WolfKomoki’s work straddles the various realities of autism discourse and Autistic living. It engages in essentialist discussions of Autistic experience, but also presents disability as something fully unremarkable. Diagnosis becomes classification without consequences, but it remains uncertain whether this is a utopian reimagining of disability as a meaningless category, or an uncritical erasure of the real and incredible danger that disabled people face due to the ideologies that construct them as such. No work is unproblematic, but “Disabled but not incompetent” half-heartedly engages multiple opposing discourses about disability (and specifically autism) to the point that the tone is confused, rather than even-handed.
Fanfiction that depicts Sherlock Holmes as being “on the spectrum” diversifies Autistic representation in the media, in that each fanfic, no matter how it engages Autistic existence and associated issues, creates an image of autism that is not bound by what society thinks about autism. However, simply because these works generally challenge societal norms regarding autism, does not mean that offensive or harmful media representation do not come out. Authors’ ideas of autism as a phenomenon are shaped by the already society’s views about autism.
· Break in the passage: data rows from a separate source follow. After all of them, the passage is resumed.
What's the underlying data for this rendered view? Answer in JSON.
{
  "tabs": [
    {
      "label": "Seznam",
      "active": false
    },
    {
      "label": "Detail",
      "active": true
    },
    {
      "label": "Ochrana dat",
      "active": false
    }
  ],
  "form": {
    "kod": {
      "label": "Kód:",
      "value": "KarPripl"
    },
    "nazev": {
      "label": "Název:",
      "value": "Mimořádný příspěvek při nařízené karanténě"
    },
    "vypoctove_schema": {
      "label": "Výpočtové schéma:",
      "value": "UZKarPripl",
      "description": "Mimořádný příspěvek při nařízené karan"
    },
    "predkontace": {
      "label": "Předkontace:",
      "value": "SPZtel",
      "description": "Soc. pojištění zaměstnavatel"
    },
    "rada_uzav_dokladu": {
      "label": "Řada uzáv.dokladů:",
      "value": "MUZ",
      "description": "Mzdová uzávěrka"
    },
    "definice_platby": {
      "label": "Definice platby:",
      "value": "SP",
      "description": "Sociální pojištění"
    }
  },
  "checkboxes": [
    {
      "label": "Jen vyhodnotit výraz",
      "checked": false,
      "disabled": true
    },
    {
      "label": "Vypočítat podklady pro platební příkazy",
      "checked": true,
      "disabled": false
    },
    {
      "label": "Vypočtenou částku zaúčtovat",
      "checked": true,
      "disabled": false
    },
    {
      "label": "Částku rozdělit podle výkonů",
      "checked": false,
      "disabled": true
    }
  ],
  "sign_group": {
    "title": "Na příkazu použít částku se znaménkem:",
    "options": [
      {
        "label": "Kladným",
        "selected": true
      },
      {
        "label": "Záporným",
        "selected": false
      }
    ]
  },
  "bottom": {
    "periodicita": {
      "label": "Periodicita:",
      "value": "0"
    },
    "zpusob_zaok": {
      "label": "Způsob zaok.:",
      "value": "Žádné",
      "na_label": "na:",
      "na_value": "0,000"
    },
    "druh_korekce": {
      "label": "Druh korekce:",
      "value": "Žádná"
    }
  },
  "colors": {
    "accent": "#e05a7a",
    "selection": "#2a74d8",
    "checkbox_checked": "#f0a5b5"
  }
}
However, just because the driving idea of these fan works is the idea that Sherlock could be Autistic, does not mean that these texts exist solely to explore autism. Diversifying the available representations of autism means more than creating an army of stimming Sherlocks. It creates a space in which Autistic being is seen with all of the elements of life. Because of this, it combats the belief that the life of an Autistic person is somehow incomplete, or somehow is “swallowed up” or “consumed” by autism. Autistic people can have sex, have relationships, and feel love like anyone else. Contemporary media would argue otherwise, and it is in that respect that fanfiction has a very important role in shaping how people see Autistic people.
Coming to explore Autistic identity, however, is not merely a matter of representation for its own sake. It is bound up in the emotional reality that surrounds difference in a society that does not value it. While it may be an oversell to make such a statement about fiction that, on a basic level, imagines famous characters engaging in novel (and often saucy) situations, engages and challenges the self to confront the possibility of other selves. At that level, diversifying Autistic representation becomes a process of expanding human horizons.
 For the purposes of this article, multichapter fanfiction titles are formatted under the same conventions as those for books, and “oneshot” fanfiction using the conventions for short stories.